Bitcoin has been on a downward trend for the past six days, with the price now hovering around $112,000. Crypto analyst Ali Martinez has raised a red flag after spotting a concerning signal on Bitcoin’s chart. The Relative Strength Index (RSI) has dropped below its 14-week moving average, a pattern that has historically preceded significant price drops of 24-26%. If history repeats itself, Bitcoin could plummet from $113,000 to $95,000.
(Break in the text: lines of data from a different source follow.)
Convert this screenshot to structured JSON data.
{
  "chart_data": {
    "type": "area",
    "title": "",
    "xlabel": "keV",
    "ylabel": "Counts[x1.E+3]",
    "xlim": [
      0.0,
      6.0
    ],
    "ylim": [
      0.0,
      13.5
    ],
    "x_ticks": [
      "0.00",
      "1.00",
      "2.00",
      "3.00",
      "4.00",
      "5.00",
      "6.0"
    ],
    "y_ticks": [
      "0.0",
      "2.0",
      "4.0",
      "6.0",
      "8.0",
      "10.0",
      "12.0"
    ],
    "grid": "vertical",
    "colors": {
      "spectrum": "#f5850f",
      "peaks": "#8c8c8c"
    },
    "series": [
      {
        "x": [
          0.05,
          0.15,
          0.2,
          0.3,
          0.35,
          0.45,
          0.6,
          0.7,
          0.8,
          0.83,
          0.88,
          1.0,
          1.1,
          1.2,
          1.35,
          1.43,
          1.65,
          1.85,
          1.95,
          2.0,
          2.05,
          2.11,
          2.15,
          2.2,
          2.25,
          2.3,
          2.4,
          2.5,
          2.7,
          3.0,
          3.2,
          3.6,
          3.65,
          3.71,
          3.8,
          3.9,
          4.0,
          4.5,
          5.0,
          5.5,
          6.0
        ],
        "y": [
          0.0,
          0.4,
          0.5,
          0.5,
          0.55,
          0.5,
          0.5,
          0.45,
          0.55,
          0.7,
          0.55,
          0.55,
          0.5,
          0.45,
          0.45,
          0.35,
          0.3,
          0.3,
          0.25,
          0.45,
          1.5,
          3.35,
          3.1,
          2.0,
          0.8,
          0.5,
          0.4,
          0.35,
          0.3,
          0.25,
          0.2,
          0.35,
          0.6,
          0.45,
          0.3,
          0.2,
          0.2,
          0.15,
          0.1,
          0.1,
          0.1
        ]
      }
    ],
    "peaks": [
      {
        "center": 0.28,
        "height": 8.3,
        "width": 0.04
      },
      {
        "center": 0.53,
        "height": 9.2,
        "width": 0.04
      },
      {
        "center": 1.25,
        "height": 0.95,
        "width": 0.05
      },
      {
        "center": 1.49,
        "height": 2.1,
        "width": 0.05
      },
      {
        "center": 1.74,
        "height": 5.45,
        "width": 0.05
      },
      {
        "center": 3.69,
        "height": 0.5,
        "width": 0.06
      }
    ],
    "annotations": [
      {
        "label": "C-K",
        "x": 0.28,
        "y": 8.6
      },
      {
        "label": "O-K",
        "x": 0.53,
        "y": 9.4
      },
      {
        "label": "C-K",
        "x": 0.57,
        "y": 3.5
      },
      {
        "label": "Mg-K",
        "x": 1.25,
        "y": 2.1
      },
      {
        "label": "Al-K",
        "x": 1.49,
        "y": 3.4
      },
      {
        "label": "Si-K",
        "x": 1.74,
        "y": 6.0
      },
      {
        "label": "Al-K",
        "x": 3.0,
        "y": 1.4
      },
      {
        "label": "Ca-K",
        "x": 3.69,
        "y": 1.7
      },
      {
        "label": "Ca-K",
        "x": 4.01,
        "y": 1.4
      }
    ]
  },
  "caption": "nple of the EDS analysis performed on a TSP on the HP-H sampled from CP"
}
Ali Martinez, a well-known chart analyst, has highlighted a potential warning sign for Bitcoin. He notes that the last two times Bitcoin’s weekly RSI fell below its 14-period moving average, the price experienced substantial corrections. The RSI is a tool used by traders to gauge whether an asset is overbought or oversold. A drop below the 14 SMA typically indicates weakening buying pressure and a potential price decline.
This same signal has preceded two major pullbacks in Bitcoin’s recent history. In June 2024, Bitcoin experienced a 26% drop, followed by a 24% decline in January 2025. Now, in August 2025, the RSI is once again displaying a similar pattern. If Bitcoin follows the same trajectory, we could see the price slide from its current level of around $113,900 to nearly $95,000.
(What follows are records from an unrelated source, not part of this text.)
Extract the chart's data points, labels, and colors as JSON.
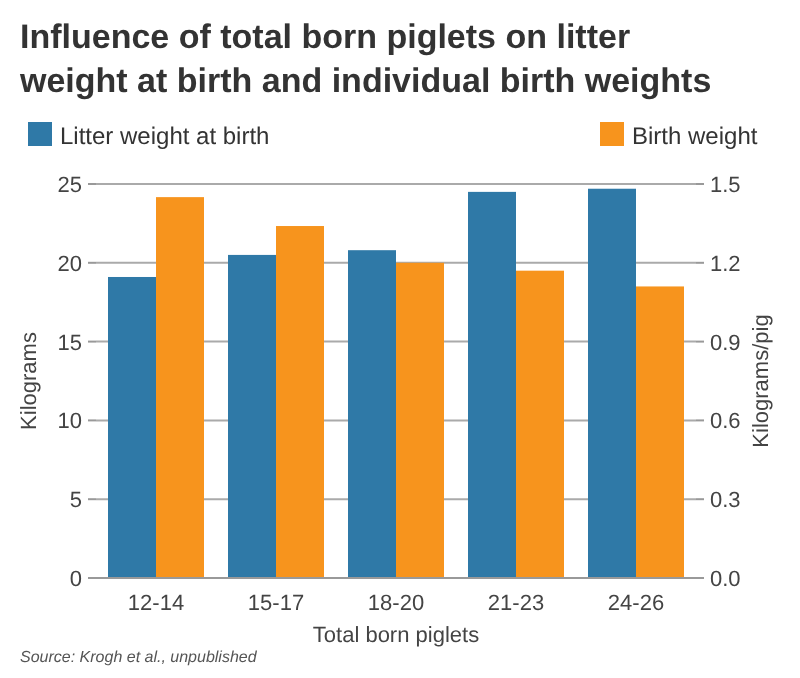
{
  "chart_data": {
    "type": "bar",
    "title": "Influence of total born piglets on litter weight at birth and individual birth weights",
    "xlabel": "Total born piglets",
    "ylabel": "Kilograms",
    "y2label": "Kilograms/pig",
    "categories": [
      "12-14",
      "15-17",
      "18-20",
      "21-23",
      "24-26"
    ],
    "series": [
      {
        "name": "Litter weight at birth",
        "color": "#2f79a7",
        "values": [
          19.1,
          20.5,
          20.8,
          24.5,
          24.7
        ]
      },
      {
        "name": "Birth weight",
        "color": "#f7941d",
        "axis": "y2",
        "values": [
          1.45,
          1.34,
          1.2,
          1.17,
          1.11
        ]
      }
    ],
    "ylim": [
      0,
      25
    ],
    "yticks": [
      0,
      5,
      10,
      15,
      20,
      25
    ],
    "y2lim": [
      0,
      1.5
    ],
    "y2ticks": [
      {
        "value": 0,
        "label": "0.0"
      },
      {
        "value": 0.3,
        "label": "0.3"
      },
      {
        "value": 0.6,
        "label": "0.6"
      },
      {
        "value": 0.9,
        "label": "0.9"
      },
      {
        "value": 1.2,
        "label": "1.2"
      },
      {
        "value": 1.5,
        "label": "1.5"
      }
    ],
    "grid": "y",
    "legend": "top",
    "annotations": [
      "Source: Krogh et al., unpublished"
    ]
  }
}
Adding to the bearish sentiment, Arthur Hayes, co-founder of BitMEX, has also predicted a drop in Bitcoin’s price to $100,000. Hayes attributes this forecast to signs of a weakening U.S. economy, citing the disappointing July jobs report as a key factor. With only 73,000 new jobs added, well below the expected 110,000, Hayes believes global trends could lead to increased selling pressure. He identifies $100,000 as a critical psychological level supported by key indicators like the 200-day moving average, Fibonacci levels, and recent price zones.
Meanwhile, U.S.-based spot Bitcoin ETFs have been experiencing outflows for five consecutive days. Major players such as Grayscale, Fidelity, and ARK Invest have all reported consistent withdrawals. This trend suggests waning institutional interest in Bitcoin, which could exacerbate a price decline if key levels are breached. Despite these bearish signals, some traders remain optimistic about the long-term outlook for Bitcoin, viewing the current pullback as a healthy correction before a potential rally.
In conclusion, while the short-term outlook for Bitcoin appears uncertain, the cryptocurrency market remains dynamic and unpredictable. Traders and investors should stay informed and adapt their strategies accordingly to navigate the volatility of digital assets effectively.